The hot, hot weather in late May took a toll on apple blossoms. They seem to have opened up on one day and disappeared the next. Of course, my sense of time, and most everyone else’s, may be a bit off, due to isolation and discombobulation.

Our dog flushed a grouse off a nest containing just three eggs this morning. Grouse normally incubate 9 to 14 eggs but when, after shooing off the dog, I reached into the brush pile to straighten out the situation, the eggs were warm, suggesting that this female was calling it quits at three.

The leaves of sugar maple seedlings don’t look at all like maple leaves. They have no lobes or very small lobes at best. You can see the seed leaves, the cotyledons, below. Last year’s seedlings are very small but they have maple shaped leaves – and no cotyledons. Plenty of both this year.

Showy orchis is flowering.

Record high temperatures for May were recorded in Burlington (95°) and Saint Johnsbury (92°). On the top of Mount Mansfield it hit 85°. That’s the warmest temperature ever recorded there, on any month, according to a National Weather Service tweet. Fact-check pending.

Nice warm weather has gotten carpenter ant queens up and about.
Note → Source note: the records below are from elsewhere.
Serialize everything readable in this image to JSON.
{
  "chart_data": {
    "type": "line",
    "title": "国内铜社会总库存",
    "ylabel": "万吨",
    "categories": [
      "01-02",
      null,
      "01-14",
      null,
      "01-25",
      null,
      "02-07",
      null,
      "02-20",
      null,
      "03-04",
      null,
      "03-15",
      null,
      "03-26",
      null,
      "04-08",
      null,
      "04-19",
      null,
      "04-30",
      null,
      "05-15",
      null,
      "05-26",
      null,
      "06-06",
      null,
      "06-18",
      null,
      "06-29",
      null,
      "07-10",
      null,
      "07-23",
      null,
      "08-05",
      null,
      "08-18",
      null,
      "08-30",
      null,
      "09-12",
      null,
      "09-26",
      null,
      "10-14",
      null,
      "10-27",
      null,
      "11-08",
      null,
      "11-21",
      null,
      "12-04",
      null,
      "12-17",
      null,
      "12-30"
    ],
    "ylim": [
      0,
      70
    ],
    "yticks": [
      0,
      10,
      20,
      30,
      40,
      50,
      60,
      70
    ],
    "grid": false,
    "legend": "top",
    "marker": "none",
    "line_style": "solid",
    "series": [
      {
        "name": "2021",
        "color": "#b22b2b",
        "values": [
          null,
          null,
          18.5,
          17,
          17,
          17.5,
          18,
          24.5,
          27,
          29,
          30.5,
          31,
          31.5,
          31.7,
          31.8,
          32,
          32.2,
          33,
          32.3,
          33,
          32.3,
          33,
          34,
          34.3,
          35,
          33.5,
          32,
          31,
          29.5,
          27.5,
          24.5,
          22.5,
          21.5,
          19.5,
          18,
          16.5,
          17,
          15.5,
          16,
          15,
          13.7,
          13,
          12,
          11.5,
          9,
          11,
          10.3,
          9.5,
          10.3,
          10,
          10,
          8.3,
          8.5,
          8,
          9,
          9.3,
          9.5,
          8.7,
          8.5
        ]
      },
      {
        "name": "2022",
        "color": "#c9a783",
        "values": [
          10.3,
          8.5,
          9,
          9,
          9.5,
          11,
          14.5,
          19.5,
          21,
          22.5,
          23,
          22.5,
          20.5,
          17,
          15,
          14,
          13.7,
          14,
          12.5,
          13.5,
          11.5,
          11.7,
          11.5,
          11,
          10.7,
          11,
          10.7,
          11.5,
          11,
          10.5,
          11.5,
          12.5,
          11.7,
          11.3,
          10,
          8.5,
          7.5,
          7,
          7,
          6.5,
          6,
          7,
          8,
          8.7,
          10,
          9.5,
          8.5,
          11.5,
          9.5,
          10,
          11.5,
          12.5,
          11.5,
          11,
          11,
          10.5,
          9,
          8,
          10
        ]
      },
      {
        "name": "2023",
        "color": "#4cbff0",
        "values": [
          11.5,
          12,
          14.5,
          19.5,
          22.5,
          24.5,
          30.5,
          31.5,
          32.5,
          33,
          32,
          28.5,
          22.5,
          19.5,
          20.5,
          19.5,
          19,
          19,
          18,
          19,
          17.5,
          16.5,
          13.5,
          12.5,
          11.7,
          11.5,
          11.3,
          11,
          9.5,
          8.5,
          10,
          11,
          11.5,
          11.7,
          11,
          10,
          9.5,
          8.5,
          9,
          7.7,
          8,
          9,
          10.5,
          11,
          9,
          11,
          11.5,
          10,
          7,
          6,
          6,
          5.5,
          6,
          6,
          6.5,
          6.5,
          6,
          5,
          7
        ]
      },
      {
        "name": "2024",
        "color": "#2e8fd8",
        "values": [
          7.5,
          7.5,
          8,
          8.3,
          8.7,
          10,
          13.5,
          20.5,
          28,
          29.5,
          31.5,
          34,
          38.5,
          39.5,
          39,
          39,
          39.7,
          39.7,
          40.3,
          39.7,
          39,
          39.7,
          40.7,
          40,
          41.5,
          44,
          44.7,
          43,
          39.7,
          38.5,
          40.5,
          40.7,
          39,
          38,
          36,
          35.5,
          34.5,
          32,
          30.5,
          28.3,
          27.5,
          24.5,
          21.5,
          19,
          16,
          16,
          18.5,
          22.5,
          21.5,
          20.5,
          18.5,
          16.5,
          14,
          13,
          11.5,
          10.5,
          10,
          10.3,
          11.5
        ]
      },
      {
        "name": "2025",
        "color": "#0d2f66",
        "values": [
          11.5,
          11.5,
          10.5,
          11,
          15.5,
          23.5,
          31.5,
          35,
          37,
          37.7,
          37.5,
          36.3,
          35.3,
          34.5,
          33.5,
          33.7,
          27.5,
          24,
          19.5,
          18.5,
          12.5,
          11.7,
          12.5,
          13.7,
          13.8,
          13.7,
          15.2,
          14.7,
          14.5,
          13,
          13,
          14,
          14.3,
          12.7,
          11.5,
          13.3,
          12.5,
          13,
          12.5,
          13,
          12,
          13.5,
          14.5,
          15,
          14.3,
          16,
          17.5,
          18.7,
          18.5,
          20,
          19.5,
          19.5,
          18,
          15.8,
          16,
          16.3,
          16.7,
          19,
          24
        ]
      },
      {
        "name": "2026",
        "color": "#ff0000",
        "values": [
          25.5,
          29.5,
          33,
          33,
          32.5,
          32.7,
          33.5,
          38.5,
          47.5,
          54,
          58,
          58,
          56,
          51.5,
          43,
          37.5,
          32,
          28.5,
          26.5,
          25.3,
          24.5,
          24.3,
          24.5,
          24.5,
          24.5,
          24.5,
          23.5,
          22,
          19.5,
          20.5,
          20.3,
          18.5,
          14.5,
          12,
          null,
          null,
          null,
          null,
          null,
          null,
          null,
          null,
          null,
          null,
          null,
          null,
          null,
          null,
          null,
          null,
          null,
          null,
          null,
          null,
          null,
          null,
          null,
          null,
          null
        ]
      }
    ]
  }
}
Lots of winged females looking to start a new colony in any rotting wood that’s lying around.

Some of us need to relearn the thrush songs anew every year: the sort of ee-o-lay of the wood thrush, followed by a buzz; the longish first note of the hermit thrush followed by a jumble; the downward slide (think V) of the veery.

Daily check of the broad-winged hawk nest near our house, high in a maple tree, sometimes reveals a head on the nest and sometimes a tail; the incubating female taking in the view from both directions, as she sits there for 28 to 31 days, giving new perspective to our present stay-at-home situation.